Aorta intima microenvironment promotes shared gene programs between resident macrophages in the steady state and disease. (A) scRNA-seq analysis of CD45⁺ cells isolated from atherosclerotic mice fed HFD for 21-days, tSNE dimensionality reduction and unsupervised clustering were performed to identify 11 unique clusters. (B) Expression of Mmp12, Fabp5, Lyve1 and Mafb is shown by tSNE plot with color corresponding to expression levels. (C) Mac^AIR, foamy macrophages, and monocytes are identified by previously defined gene sets, with all populations being restricted to the cluster 4 population.
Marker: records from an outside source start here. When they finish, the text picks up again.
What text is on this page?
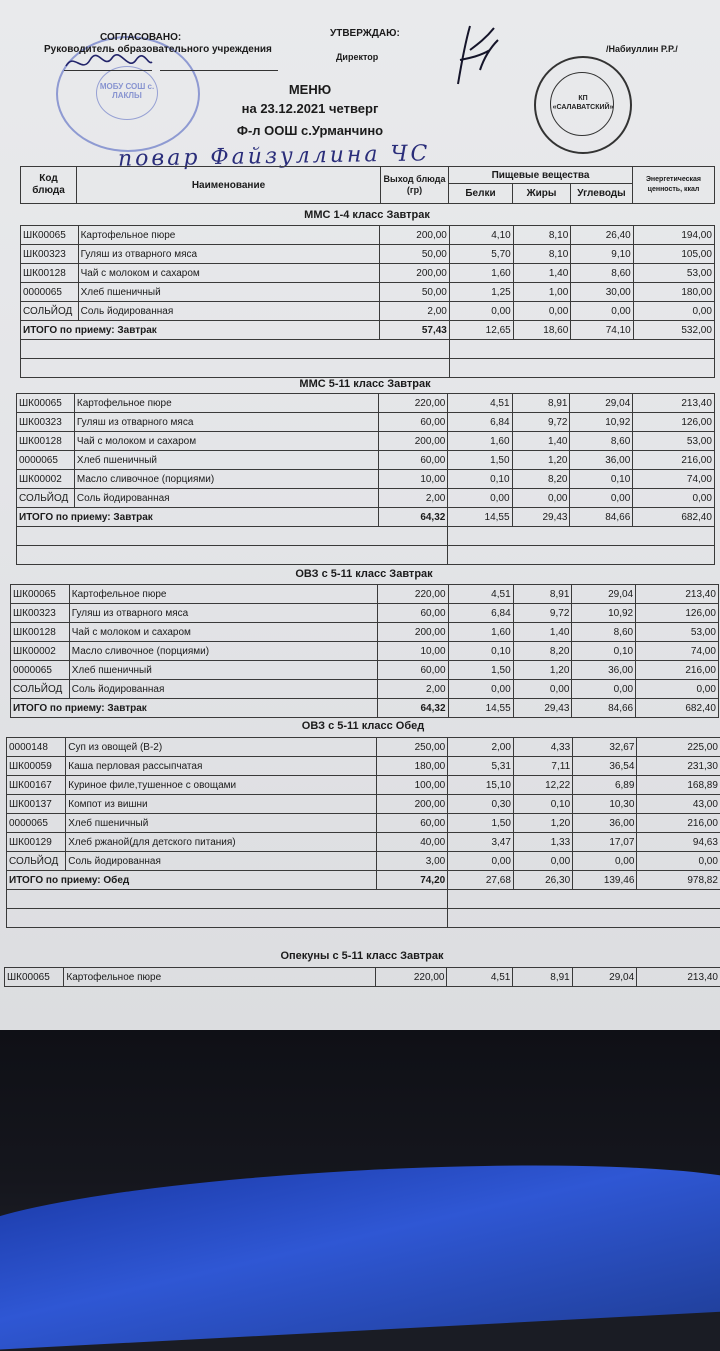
МОБУ СОШ с. ЛАКЛЫ
СОГЛАСОВАНО:
Руководитель образовательного учреждения
УТВЕРЖДАЮ:
Директор
/Набиуллин Р.Р./
КП «САЛАВАТСКИЙ»
МЕНЮ
на 23.12.2021 четверг
Ф-л ООШ с.Урманчино
повар Файзуллина ЧС
Код блюда	Наименование	Выход блюда (гр)	Пищевые вещества			Энергетическая ценность, ккал
			Белки	Жиры	Углеводы	
ММС 1-4 класс Завтрак
ШК00065	Картофельное пюре	200,00	4,10	8,10	26,40	194,00
ШК00323	Гуляш из отварного мяса	50,00	5,70	8,10	9,10	105,00
ШК00128	Чай с молоком и сахаром	200,00	1,60	1,40	8,60	53,00
0000065	Хлеб пшеничный	50,00	1,25	1,00	30,00	180,00
СОЛЬЙОД	Соль йодированная	2,00	0,00	0,00	0,00	0,00
ИТОГО по приему: Завтрак		57,43	12,65	18,60	74,10	532,00

ММС 5-11 класс Завтрак
ШК00065	Картофельное пюре	220,00	4,51	8,91	29,04	213,40
ШК00323	Гуляш из отварного мяса	60,00	6,84	9,72	10,92	126,00
ШК00128	Чай с молоком и сахаром	200,00	1,60	1,40	8,60	53,00
0000065	Хлеб пшеничный	60,00	1,50	1,20	36,00	216,00
ШК00002	Масло сливочное (порциями)	10,00	0,10	8,20	0,10	74,00
СОЛЬЙОД	Соль йодированная	2,00	0,00	0,00	0,00	0,00
ИТОГО по приему: Завтрак		64,32	14,55	29,43	84,66	682,40

ОВЗ с 5-11 класс Завтрак
ШК00065	Картофельное пюре	220,00	4,51	8,91	29,04	213,40
ШК00323	Гуляш из отварного мяса	60,00	6,84	9,72	10,92	126,00
ШК00128	Чай с молоком и сахаром	200,00	1,60	1,40	8,60	53,00
ШК00002	Масло сливочное (порциями)	10,00	0,10	8,20	0,10	74,00
0000065	Хлеб пшеничный	60,00	1,50	1,20	36,00	216,00
СОЛЬЙОД	Соль йодированная	2,00	0,00	0,00	0,00	0,00
ИТОГО по приему: Завтрак		64,32	14,55	29,43	84,66	682,40
ОВЗ с 5-11 класс Обед
0000148	Суп из овощей (В-2)	250,00	2,00	4,33	32,67	225,00
ШК00059	Каша перловая рассыпчатая	180,00	5,31	7,11	36,54	231,30
ШК00167	Куриное филе,тушенное с овощами	100,00	15,10	12,22	6,89	168,89
ШК00137	Компот из вишни	200,00	0,30	0,10	10,30	43,00
0000065	Хлеб пшеничный	60,00	1,50	1,20	36,00	216,00
ШК00129	Хлеб ржаной(для детского питания)	40,00	3,47	1,33	17,07	94,63
СОЛЬЙОД	Соль йодированная	3,00	0,00	0,00	0,00	0,00
ИТОГО по приему: Обед		74,20	27,68	26,30	139,46	978,82

Опекуны с 5-11 класс Завтрак
ШК00065	Картофельное пюре	220,00	4,51	8,91	29,04	213,40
With a single-foamy macrophage population present, suggesting convergence from origins corresponding to MMP12⁺ Mac^AIR or Ly6C⁺ monocytes (marked with red arrow). (D) tSNE plot of scRNA-seq data derived from total CD45⁺ cells isolated from 12-week HFD fed Ldlr^−/− mice (Kim et. al. 2018), identifying 12-unique clusters. (E) The top 100 foamy macrophage genes were identified by differential expression of cluster 4 vs all other macrophage clusters (0, 1, 2, 3, 5, 7, 8) in scRNA-seq dataset of 12-week HFD fed Ldlr^−/− mice. Averaged expression of these 100 genes is shown in original dataset (left panel) and in C57Bl/6 scRNA-seq dataset (right panel) localizing to the Mac^AIR population (cluster 8). (F) Differential expression comparison between cluster 8 enrichment in C57BL/6 compared to all other macrophages on Y-axis and cluster 4 (foamy macrophage) compared to all other macrophages in Ldlr^−/− 12-week HFD atherosclerotic aorta on X-axis. Grey dots represent non-significant genes, yellow represent genes enriched only in foamy macrophages, blue represents genes enriched in B6 cluster 8, and red represents genes that are significantly modulated in both foamy cells and also in cluster 8. scRNA-seq data (A-F) were derived by pooling aorta from 10 mice for each group, followed by digestion and FACS sorting, then sequencing.